Intanto sabato sera c'è la sfida con l'Inter. La rivale di sempre con già mezzo scudetto cucito sul petto. «Non ho niente contro di loro. Stanno meritando di vincere. Però vogliamo darci una gioia e regalare la vittoria ai tifosi. Perdere di nuovo come a San Siro mi darebbe fastidio. E poi finire secondi a 4-5 punti non è come arrivare dietro di 12 o 13 lunghezze». Nei nerazzurri torna Julio Cesar. «Fortissimo. In questo momento sta giocando sicuramente meglio di me. Ma per noi portieri, si sa, va a periodi». Pure per Manninger, il vice Buffon. «Ha fatto molto bene in questa stagione. Forse l'unico errore lo ha fatto a Roma con la Lazio. Con l'Inter all'andata è invece da assolvere».

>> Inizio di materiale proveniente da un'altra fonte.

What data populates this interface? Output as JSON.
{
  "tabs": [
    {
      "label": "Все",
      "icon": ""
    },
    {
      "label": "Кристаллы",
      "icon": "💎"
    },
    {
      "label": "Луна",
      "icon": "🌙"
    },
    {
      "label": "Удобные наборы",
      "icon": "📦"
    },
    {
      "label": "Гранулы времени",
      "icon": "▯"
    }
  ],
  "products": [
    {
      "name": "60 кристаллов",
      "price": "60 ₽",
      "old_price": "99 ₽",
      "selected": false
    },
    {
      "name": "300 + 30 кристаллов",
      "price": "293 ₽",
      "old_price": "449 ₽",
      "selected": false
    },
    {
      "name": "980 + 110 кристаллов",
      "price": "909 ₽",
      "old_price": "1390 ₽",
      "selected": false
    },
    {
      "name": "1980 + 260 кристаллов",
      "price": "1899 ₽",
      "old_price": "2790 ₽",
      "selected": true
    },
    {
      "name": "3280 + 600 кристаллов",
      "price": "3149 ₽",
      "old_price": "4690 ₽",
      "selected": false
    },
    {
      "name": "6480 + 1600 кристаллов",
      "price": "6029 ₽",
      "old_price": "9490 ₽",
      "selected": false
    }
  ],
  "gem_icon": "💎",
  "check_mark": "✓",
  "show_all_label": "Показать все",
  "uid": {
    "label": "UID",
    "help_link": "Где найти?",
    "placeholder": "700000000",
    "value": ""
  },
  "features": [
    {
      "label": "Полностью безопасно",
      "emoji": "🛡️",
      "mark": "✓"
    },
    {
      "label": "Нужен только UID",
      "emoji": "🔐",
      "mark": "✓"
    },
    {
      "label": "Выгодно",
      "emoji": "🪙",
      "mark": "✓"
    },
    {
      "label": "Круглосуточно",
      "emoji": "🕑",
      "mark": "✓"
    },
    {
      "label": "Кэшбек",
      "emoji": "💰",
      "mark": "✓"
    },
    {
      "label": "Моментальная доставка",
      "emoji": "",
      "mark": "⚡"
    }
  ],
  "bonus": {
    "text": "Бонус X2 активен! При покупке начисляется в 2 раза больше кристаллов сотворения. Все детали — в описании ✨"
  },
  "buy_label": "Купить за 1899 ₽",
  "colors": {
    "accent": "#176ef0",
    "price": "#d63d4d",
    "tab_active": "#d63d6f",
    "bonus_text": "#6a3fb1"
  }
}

C'è il Gigi calciatore e il Gigi uomo. Quello descritto a meraviglia nel libro scritto con Roberto Perrone. Titolo non scelto a caso: "Numero uno". Si parla di pallone, ma anche di scuola, amici, vita quotidiana. Il diploma comprato? «Forse l'unica cosa di cui mi vergogno nella mia vita. Spero di prendere quello vero una volta che avrò smesso di giocare. Di certo prima dei 40 anni».
Anche i giganti possono sentirsi a volte i piedi d'argilla. Capitò anche a Buffon, nel 2004. «Sì, sono stato depresso. Mi sentivo le gambe di burro quando mi allenavo. Ma ne sono uscito, anche grazie alle continue visite alla Pinacoteca di Torino». Pittore preferito? «Chagall.